I have a switch (momentary action) on my dash that, whilst pressed, cuts ALL the lights on the rear of my RV. Rear lights and marker lights. All other lights, sides and front, are unaffected.

Any idea why? (assuming it is not an electrical fault  )


----------



## gaspode (May 9, 2005)

I bought a van with a similar switch many years ago. When I asked the seller what it was for he said that it was for when he was going home from the pub late at night down the country lanes he could cut the rear lights and confuse the police car that was chasing him. 8O 8O 8O 

I trust your switch has a much more sensible purpose. :lol:


----------



## 97770 (Feb 19, 2006)

Hi could it be for when you are let in to say thanks :? 
i cant see what else it would do :? :? or as you say an electrical fault..

FORDY


----------



## 88726 (May 9, 2005)

hi guys

maybe the tail lights interfere with the infra red on your reversing cameras at night ???????????


----------



## Bryan (Aug 9, 2006)

theflyingscot said:


> hi guys
> 
> maybe the tail lights interfere with the infra red on your reversing cameras at night ???????????
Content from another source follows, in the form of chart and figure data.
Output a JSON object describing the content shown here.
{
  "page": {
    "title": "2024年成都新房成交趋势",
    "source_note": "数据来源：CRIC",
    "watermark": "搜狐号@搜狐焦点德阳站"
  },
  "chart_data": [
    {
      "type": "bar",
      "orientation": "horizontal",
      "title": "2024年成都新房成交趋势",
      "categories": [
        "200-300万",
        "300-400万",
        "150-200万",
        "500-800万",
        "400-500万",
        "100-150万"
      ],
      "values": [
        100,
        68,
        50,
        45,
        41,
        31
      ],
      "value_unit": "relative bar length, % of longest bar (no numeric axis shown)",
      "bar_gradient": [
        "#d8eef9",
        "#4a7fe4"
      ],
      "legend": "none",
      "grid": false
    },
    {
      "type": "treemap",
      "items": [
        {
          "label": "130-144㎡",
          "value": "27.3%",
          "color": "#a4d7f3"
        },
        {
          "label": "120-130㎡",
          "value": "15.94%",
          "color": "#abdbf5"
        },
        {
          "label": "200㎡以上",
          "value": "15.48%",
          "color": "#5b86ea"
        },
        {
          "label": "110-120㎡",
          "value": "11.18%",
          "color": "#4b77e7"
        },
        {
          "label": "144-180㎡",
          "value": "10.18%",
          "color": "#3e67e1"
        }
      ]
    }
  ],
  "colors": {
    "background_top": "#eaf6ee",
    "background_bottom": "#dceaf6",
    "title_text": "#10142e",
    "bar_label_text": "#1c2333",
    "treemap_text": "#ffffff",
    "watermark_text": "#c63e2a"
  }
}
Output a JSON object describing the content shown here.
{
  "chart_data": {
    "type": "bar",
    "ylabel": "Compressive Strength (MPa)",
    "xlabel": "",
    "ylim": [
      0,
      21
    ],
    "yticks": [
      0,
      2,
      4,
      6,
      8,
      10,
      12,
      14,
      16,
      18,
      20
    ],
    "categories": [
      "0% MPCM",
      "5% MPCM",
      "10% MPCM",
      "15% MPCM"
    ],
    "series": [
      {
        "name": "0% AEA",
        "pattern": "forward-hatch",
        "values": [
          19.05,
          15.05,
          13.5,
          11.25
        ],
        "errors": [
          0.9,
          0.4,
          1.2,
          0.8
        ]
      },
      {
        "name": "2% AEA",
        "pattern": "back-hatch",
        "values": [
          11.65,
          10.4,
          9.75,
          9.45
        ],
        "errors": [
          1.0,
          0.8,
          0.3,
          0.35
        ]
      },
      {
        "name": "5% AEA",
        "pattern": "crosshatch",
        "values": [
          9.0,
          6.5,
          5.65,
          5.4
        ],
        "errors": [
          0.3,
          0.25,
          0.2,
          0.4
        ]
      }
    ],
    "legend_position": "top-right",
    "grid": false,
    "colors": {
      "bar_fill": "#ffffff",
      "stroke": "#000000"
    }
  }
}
The switch is momentary action, so holding it in whilst reversing is probably a little awkward, even if it did affect the camera.

Saying thanks is possible, but there is a 'thumbs up' sign already fit for that purpose (which doesn't work anyway).

Hmm, I was hoping it was a common 'feature' but apparently not.

Anyone else know why it does that?


----------



## Scotjimland (May 23, 2005)

Hi 

I have two mom switches on the dash, one is for the truck horns on the roof which was disconnected for the MOT, the other is an Emergency Start switch which connects the house batteries to the starter battery via a relay. 
I suspect it's a wiring fault .. I can think of no other explanation.. :?


----------



## cabby (May 14, 2005)

Hi WebAgents, it has two objectives,one to confuse smokey, but mainly to signal "thanks" to the vehicle that has flashed you to let you back in, mainly truckers.


----------